Another film of Jewish interest, which will be screened in the Panorama section, is Eric Steel’s Minyan. The film, which stars Samuel H. Levine (who appeared in the film adaptation of Philip Roth’s Indignation) and Ron Rifkin, is a coming-of-age story set in New York in the 1980s about a 17-year-old boy who becomes part of the gay scene in New York’s East Village and begins to questions the Jewish religious laws with which he has grown up.
 
Vanessa Lapa, an Israeli-Belgian filmmaker, whose fascinating 2014 documentary about Heinrich Himmler, The Decent One, drew international acclaim, has a new film that will be in the Berlinale Special section, Speer Goes to Hollywood. It is a documentary about Albert Speer, the highest-ranking Nazi in Nuremberg to be spared the death sentence, who was of Hitler’s closest confidants and his chief architect. Speer Goes to Hollywood begins with a look at its protagonist in 1971, while Speer was working on a screenplay for Paramount Pictures, based on his bestselling wartime memoir “Inside the Third Reich.” Most of the film is based on audio cassettes Speer made to prepare for writing this screenplay, in which he attempts to whitewash the details of his Nazi past. 
The Viewing Booth, by Ra’anan Alexandrowicz with Maia Levy, is a documentary in the Forum section that looks at different reactions to the same footage of Palestinians protesting.

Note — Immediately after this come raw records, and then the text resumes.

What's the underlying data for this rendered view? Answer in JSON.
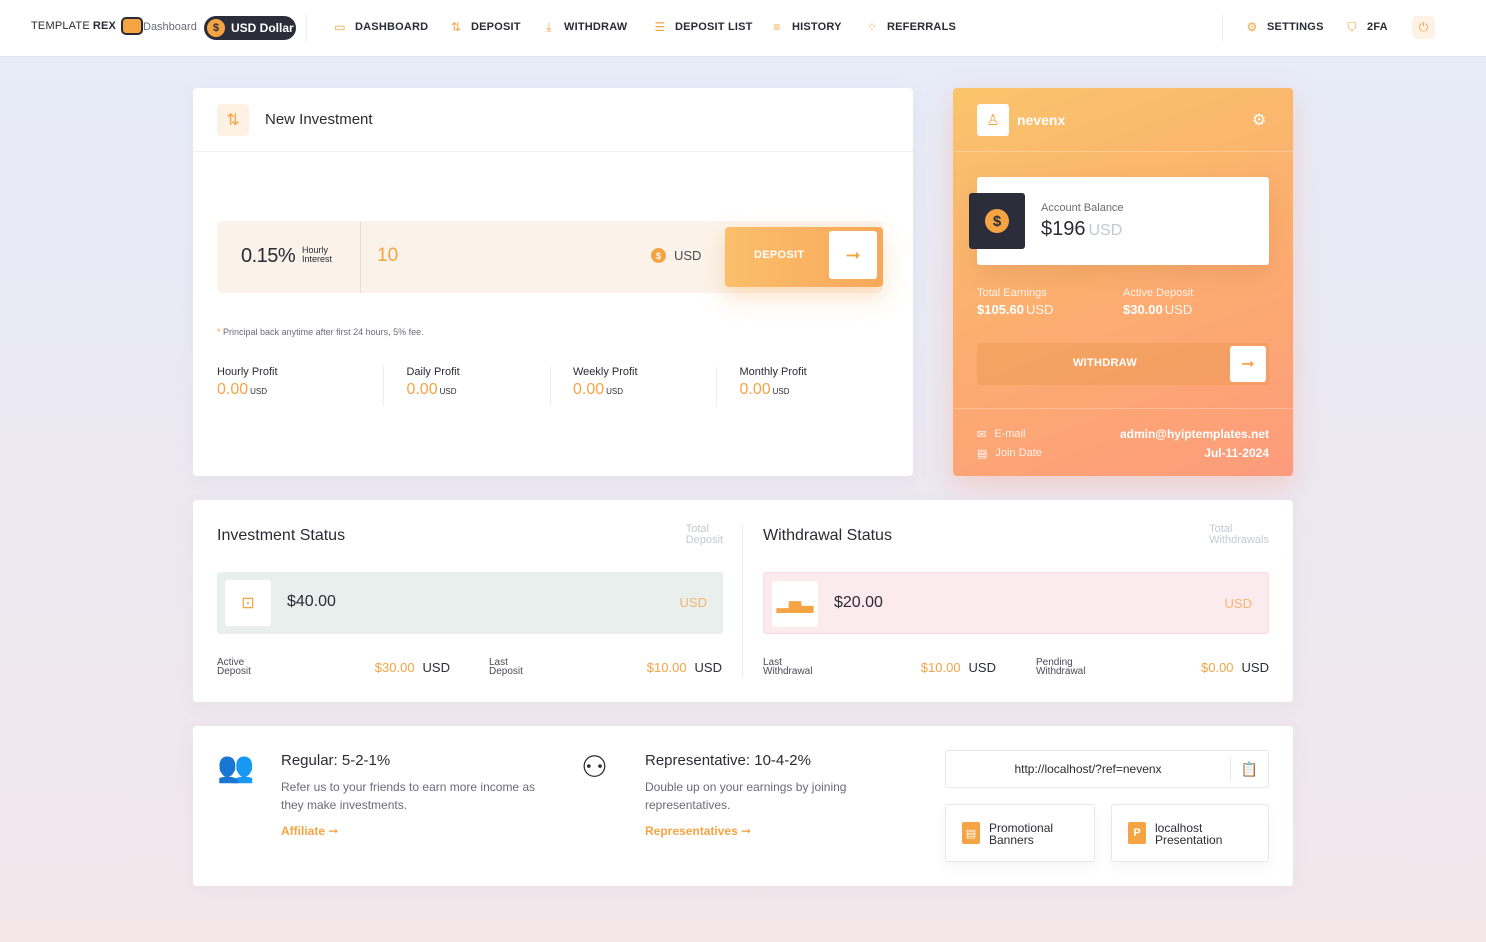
{
  "brand": {
    "text_light": "TEMPLATE",
    "text_bold": "REX"
  },
  "nav": {
    "dashboard_link": "Dashboard",
    "currency": {
      "symbol": "$",
      "label": "USD Dollar"
    },
    "items": [
      {
        "label": "DASHBOARD",
        "icon": "layout-icon",
        "glyph": "▭"
      },
      {
        "label": "DEPOSIT",
        "icon": "sort-icon",
        "glyph": "⇅"
      },
      {
        "label": "WITHDRAW",
        "icon": "download-icon",
        "glyph": "⤓"
      },
      {
        "label": "DEPOSIT LIST",
        "icon": "list-icon",
        "glyph": "☰"
      },
      {
        "label": "HISTORY",
        "icon": "history-icon",
        "glyph": "≡"
      },
      {
        "label": "REFERRALS",
        "icon": "grid-icon",
        "glyph": "⁘"
      }
    ],
    "settings": "SETTINGS",
    "twofa": "2FA"
  },
  "investment": {
    "title": "New Investment",
    "rate": "0.15%",
    "rate_sub_1": "Hourly",
    "rate_sub_2": "Interest",
    "amount": "10",
    "currency_symbol": "$",
    "currency": "USD",
    "deposit_label": "DEPOSIT",
    "note_star": "*",
    "note": "Principal back anytime after first 24 hours, 5% fee.",
    "profits": [
      {
        "label": "Hourly Profit",
        "value": "0.00",
        "unit": "USD"
      },
      {
        "label": "Daily Profit",
        "value": "0.00",
        "unit": "USD"
      },
      {
        "label": "Weekly Profit",
        "value": "0.00",
        "unit": "USD"
      },
      {
        "label": "Monthly Profit",
        "value": "0.00",
        "unit": "USD"
      }
    ]
  },
  "account": {
    "username": "nevenx",
    "balance_label": "Account Balance",
    "balance_symbol": "$",
    "balance": "$196",
    "balance_unit": "USD",
    "total_earnings_label": "Total Earnings",
    "total_earnings": "$105.60",
    "active_deposit_label": "Active Deposit",
    "active_deposit": "$30.00",
    "unit": "USD",
    "withdraw_label": "WITHDRAW",
    "email_label": "E-mail",
    "email": "admin@hyiptemplates.net",
    "join_label": "Join Date",
    "join_date": "Jul-11-2024"
  },
  "investment_status": {
    "title": "Investment Status",
    "tag_1": "Total",
    "tag_2": "Deposit",
    "amount": "$40.00",
    "currency": "USD",
    "sub": [
      {
        "label_1": "Active",
        "label_2": "Deposit",
        "value": "$30.00",
        "unit": "USD"
      },
      {
        "label_1": "Last",
        "label_2": "Deposit",
        "value": "$10.00",
        "unit": "USD"
      }
    ],
    "bar_color": "#e8efec"
  },
  "withdrawal_status": {
    "title": "Withdrawal Status",
    "tag_1": "Total",
    "tag_2": "Withdrawals",
    "amount": "$20.00",
    "currency": "USD",
    "sub": [
      {
        "label_1": "Last",
        "label_2": "Withdrawal",
        "value": "$10.00",
        "unit": "USD"
      },
      {
        "label_1": "Pending",
        "label_2": "Withdrawal",
        "value": "$0.00",
        "unit": "USD"
      }
    ],
    "bar_color": "#fbeaee"
  },
  "referrals": {
    "regular": {
      "title": "Regular: 5-2-1%",
      "desc": "Refer us to your friends to earn more income as they make investments.",
      "link": "Affiliate ➞"
    },
    "representative": {
      "title": "Representative: 10-4-2%",
      "desc": "Double up on your earnings by joining representatives.",
      "link": "Representatives ➞"
    },
    "ref_url": "http://localhost/?ref=nevenx",
    "banners": "Promotional Banners",
    "presentation": "localhost Presentation",
    "presentation_glyph": "P"
  },
  "colors": {
    "accent": "#f5a443",
    "dark": "#2b2d3a"
  }
}
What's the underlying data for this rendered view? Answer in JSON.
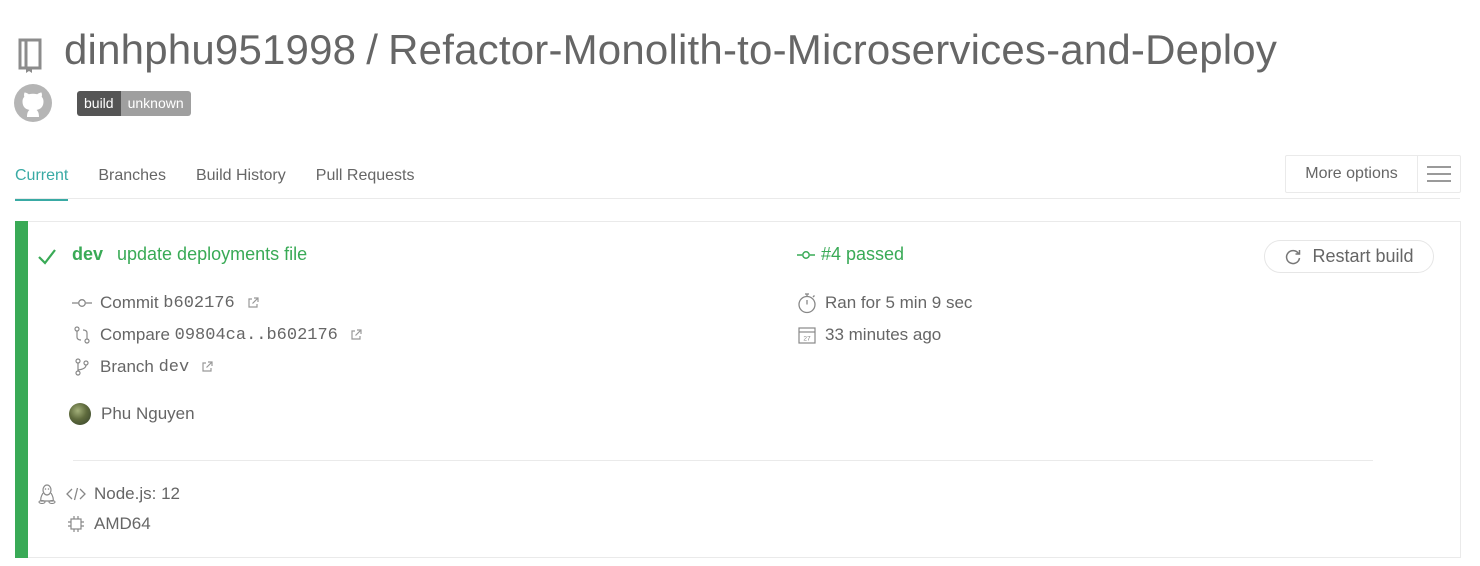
{
  "header": {
    "owner": "dinhphu951998",
    "separator": "/",
    "repo": "Refactor-Monolith-to-Microservices-and-Deploy",
    "badge": {
      "left": "build",
      "right": "unknown"
    }
  },
  "tabs": [
    {
      "label": "Current",
      "active": true
    },
    {
      "label": "Branches",
      "active": false
    },
    {
      "label": "Build History",
      "active": false
    },
    {
      "label": "Pull Requests",
      "active": false
    }
  ],
  "more_options": {
    "label": "More options"
  },
  "build": {
    "branch": "dev",
    "message": "update deployments file",
    "status": "#4 passed",
    "restart_label": "Restart build",
    "commit_label": "Commit",
    "commit_sha": "b602176",
    "compare_label": "Compare",
    "compare_range": "09804ca..b602176",
    "branch_label": "Branch",
    "branch_value": "dev",
    "duration": "Ran for 5 min 9 sec",
    "finished": "33 minutes ago",
    "author": "Phu Nguyen",
    "language": "Node.js: 12",
    "arch": "AMD64",
    "calendar_day": "27"
  },
  "colors": {
    "passed": "#39aa56",
    "active_tab": "#39aaa4",
    "text": "#666666",
    "badge_dark": "#555555",
    "badge_light": "#9f9f9f"
  },
  "icons": [
    "repo-icon",
    "github-icon",
    "check-icon",
    "commit-icon",
    "compare-icon",
    "branch-icon",
    "external-link-icon",
    "stopwatch-icon",
    "calendar-icon",
    "restart-icon",
    "linux-icon",
    "code-icon",
    "cpu-icon",
    "hamburger-icon"
  ]
}
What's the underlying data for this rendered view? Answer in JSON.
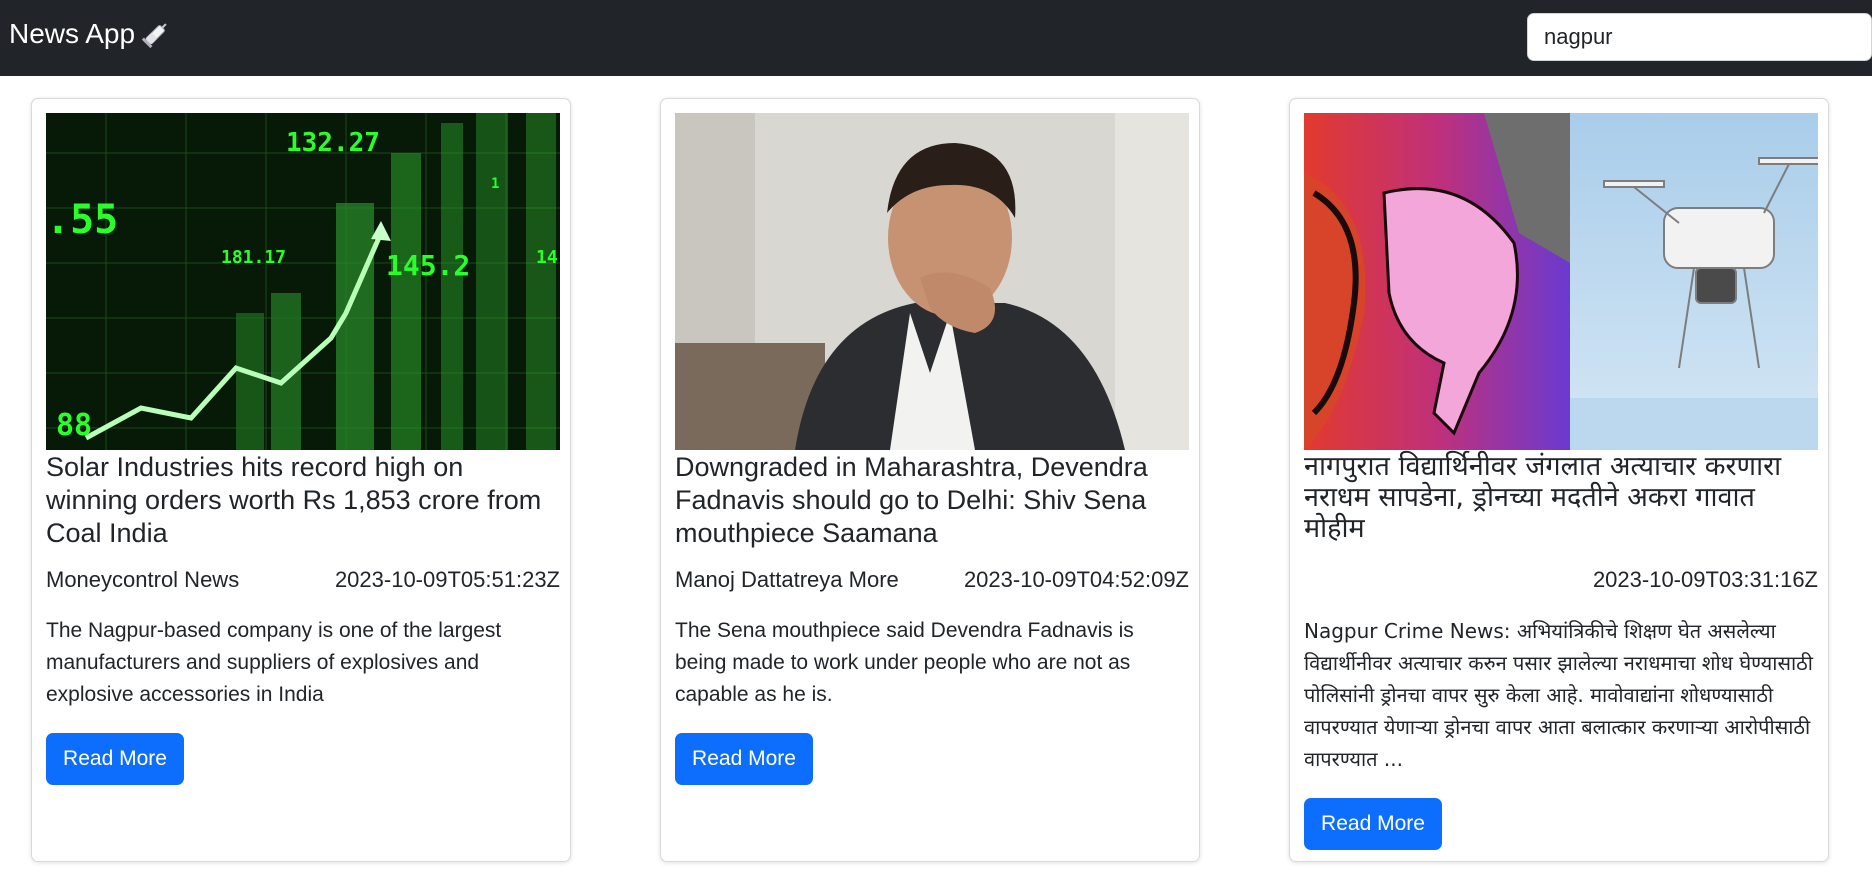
{
  "navbar": {
    "brand": "News App",
    "brand_icon": "syringe-icon",
    "search": {
      "value": "nagpur"
    }
  },
  "colors": {
    "navbar_bg": "#212529",
    "accent": "#0d6efd"
  },
  "articles": [
    {
      "title": "Solar Industries hits record high on winning orders worth Rs 1,853 crore from Coal India",
      "author": "Moneycontrol News",
      "published": "2023-10-09T05:51:23Z",
      "description": "The Nagpur-based company is one of the largest manufacturers and suppliers of explosives and explosive accessories in India",
      "button": "Read More"
    },
    {
      "title": "Downgraded in Maharashtra, Devendra Fadnavis should go to Delhi: Shiv Sena mouthpiece Saamana",
      "author": "Manoj Dattatreya More",
      "published": "2023-10-09T04:52:09Z",
      "description": "The Sena mouthpiece said Devendra Fadnavis is being made to work under people who are not as capable as he is.",
      "button": "Read More"
    },
    {
      "title": "नागपुरात विद्यार्थिनीवर जंगलात अत्याचार करणारा नराधम सापडेना, ड्रोनच्या मदतीने अकरा गावात मोहीम",
      "author": "",
      "published": "2023-10-09T03:31:16Z",
      "description": "Nagpur Crime News: अभियांत्रिकीचे शिक्षण घेत असलेल्या विद्यार्थीनीवर अत्याचार करुन पसार झालेल्या नराधमाचा शोध घेण्यासाठी पोलिसांनी ड्रोनचा वापर सुरु केला आहे. मावोवाद्यांना शोधण्यासाठी वापरण्यात येणाऱ्या ड्रोनचा वापर आता बलात्कार करणाऱ्या आरोपीसाठी वापरण्यात ...",
      "button": "Read More"
    }
  ]
}
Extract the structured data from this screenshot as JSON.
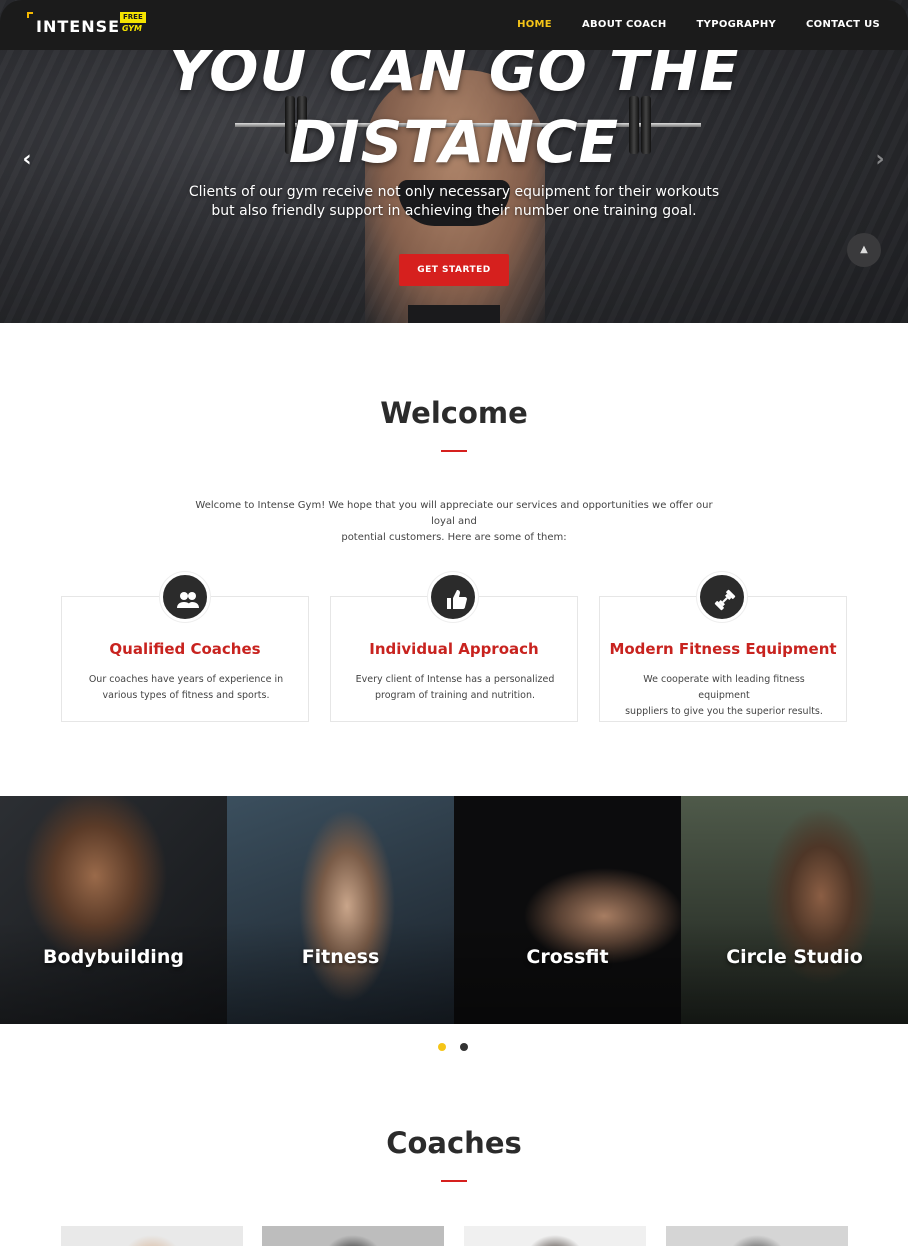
{
  "header": {
    "logo_text": "INTENSE",
    "logo_badge": "FREE",
    "logo_sub": "GYM",
    "nav": [
      {
        "label": "HOME",
        "active": true
      },
      {
        "label": "ABOUT COACH",
        "active": false
      },
      {
        "label": "TYPOGRAPHY",
        "active": false
      },
      {
        "label": "CONTACT US",
        "active": false
      }
    ]
  },
  "hero": {
    "title_line1": "YOU CAN GO THE",
    "title_line2": "DISTANCE",
    "subtitle_line1": "Clients of our gym receive not only necessary equipment for their workouts",
    "subtitle_line2": "but also friendly support in achieving their number one training goal.",
    "button": "GET STARTED",
    "prev_icon": "chevron-left-icon",
    "next_icon": "chevron-right-icon",
    "top_icon": "chevron-up-icon"
  },
  "welcome": {
    "title": "Welcome",
    "text_line1": "Welcome to Intense Gym! We hope that you will appreciate our services and opportunities we offer our loyal and",
    "text_line2": "potential customers. Here are some of them:"
  },
  "features": [
    {
      "icon": "people-icon",
      "title": "Qualified Coaches",
      "line1": "Our coaches have years of experience in",
      "line2": "various types of fitness and sports."
    },
    {
      "icon": "thumbs-up-icon",
      "title": "Individual Approach",
      "line1": "Every client of Intense has a personalized",
      "line2": "program of training and nutrition."
    },
    {
      "icon": "dumbbell-icon",
      "title": "Modern Fitness Equipment",
      "line1": "We cooperate with leading fitness equipment",
      "line2": "suppliers to give you the superior results."
    }
  ],
  "classes": [
    "Bodybuilding",
    "Fitness",
    "Crossfit",
    "Circle Studio"
  ],
  "carousel_dots": {
    "count": 2,
    "active": 1
  },
  "coaches": {
    "title": "Coaches"
  },
  "colors": {
    "accent_red": "#d6201e",
    "accent_yellow": "#f5c518",
    "header_bg": "#1b1b1b",
    "title_red": "#c8231f"
  }
}
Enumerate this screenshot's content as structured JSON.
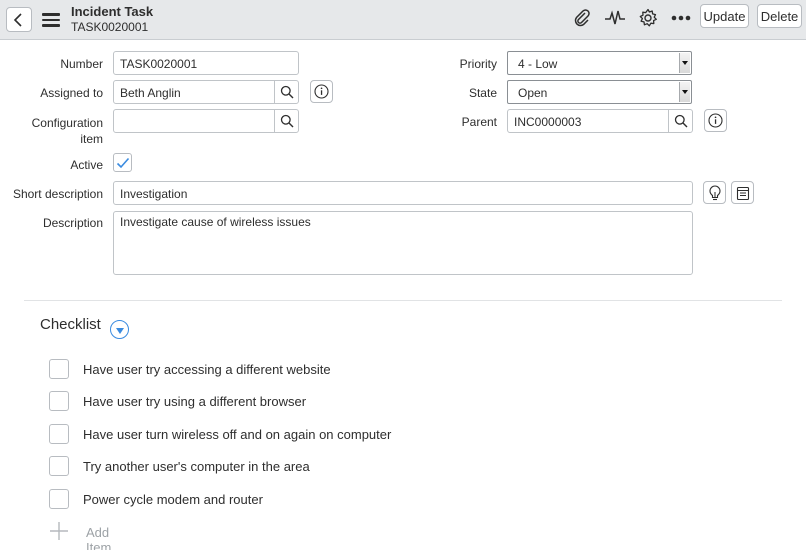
{
  "header": {
    "title": "Incident Task",
    "subtitle": "TASK0020001",
    "update_label": "Update",
    "delete_label": "Delete",
    "icons": [
      "back-icon",
      "menu-icon",
      "paperclip-icon",
      "activity-icon",
      "gear-icon",
      "more-icon"
    ]
  },
  "form": {
    "number": {
      "label": "Number",
      "value": "TASK0020001"
    },
    "assigned_to": {
      "label": "Assigned to",
      "value": "Beth Anglin"
    },
    "configuration_item": {
      "label_line1": "Configuration",
      "label_line2": "item",
      "value": ""
    },
    "active": {
      "label": "Active",
      "checked": true
    },
    "short_description": {
      "label": "Short description",
      "value": "Investigation"
    },
    "description": {
      "label": "Description",
      "value": "Investigate cause of wireless issues"
    },
    "priority": {
      "label": "Priority",
      "value": "4 - Low"
    },
    "state": {
      "label": "State",
      "value": "Open"
    },
    "parent": {
      "label": "Parent",
      "value": "INC0000003"
    }
  },
  "checklist": {
    "title": "Checklist",
    "items": [
      {
        "label": "Have user try accessing a different website",
        "checked": false
      },
      {
        "label": "Have user try using a different browser",
        "checked": false
      },
      {
        "label": "Have user turn wireless off and on again on computer",
        "checked": false
      },
      {
        "label": "Try another user's computer in the area",
        "checked": false
      },
      {
        "label": "Power cycle modem and router",
        "checked": false
      }
    ],
    "add_item_label": "Add Item"
  },
  "colors": {
    "header_bg": "#e6e8ea",
    "accent": "#3a8be0"
  }
}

Alexandrowicz shows this footage to American students and films their reactions, focusing on one of them, Maia Levy. Six months later, Alexandrowicz invites Levy to watch more footage and shows her footage of herself watching the films he showed her the previous time and compares her reactions in a film that examines how perceptions can change over time. Alexandrowicz has made several previous documentaries, as well as the delightful feature film, James’ Journey to Jerusalem, about an African Christian who becomes a laborer in Israel. 
 
Listening In, which will be shown in the Berlinale Shorts section, is a film by Omer Sterenberg about an Israeli soldier in military intelligence, who becomes fascinated by the phone calls he listens to between a gay Palestinian couple. 
 
There are always a few mainstream premieres at the Berlinale, and this year, one of the most prominent will be Pixar’s new film Onward, by Dan Scanlon, which features the voices of many prominent stars, among them Julia Louis-Dreyfus. 
 
One trend in film festivals is that the section featuring upcoming television series is getting larger and attracting more attention. This year, in the Berlinale Series section, there will be a new series, Freud, about the life of the pioneer of psychoanalysis. This Austrian series is set in Vienna in 1886, when the young Sigmund Freud was still experimenting with hypnosis, which drew ridicule and caused the medical establishment to marginalize him. This jeopardized his professional reputation, as well as his engagement, and in the series he finds solace accompanying his friend Arthur Schnitzler on cocaine-fueled nights with Vienna’s high society. No word yet on when this series will be available around the world, but it’s a story that hasn’t been told before and should be snapped up by a streaming service following its premiere at the festival. 
 
The Berlinale will run until March 1 and will feature nearly 400 films from around the world. Its website is berlinale.de.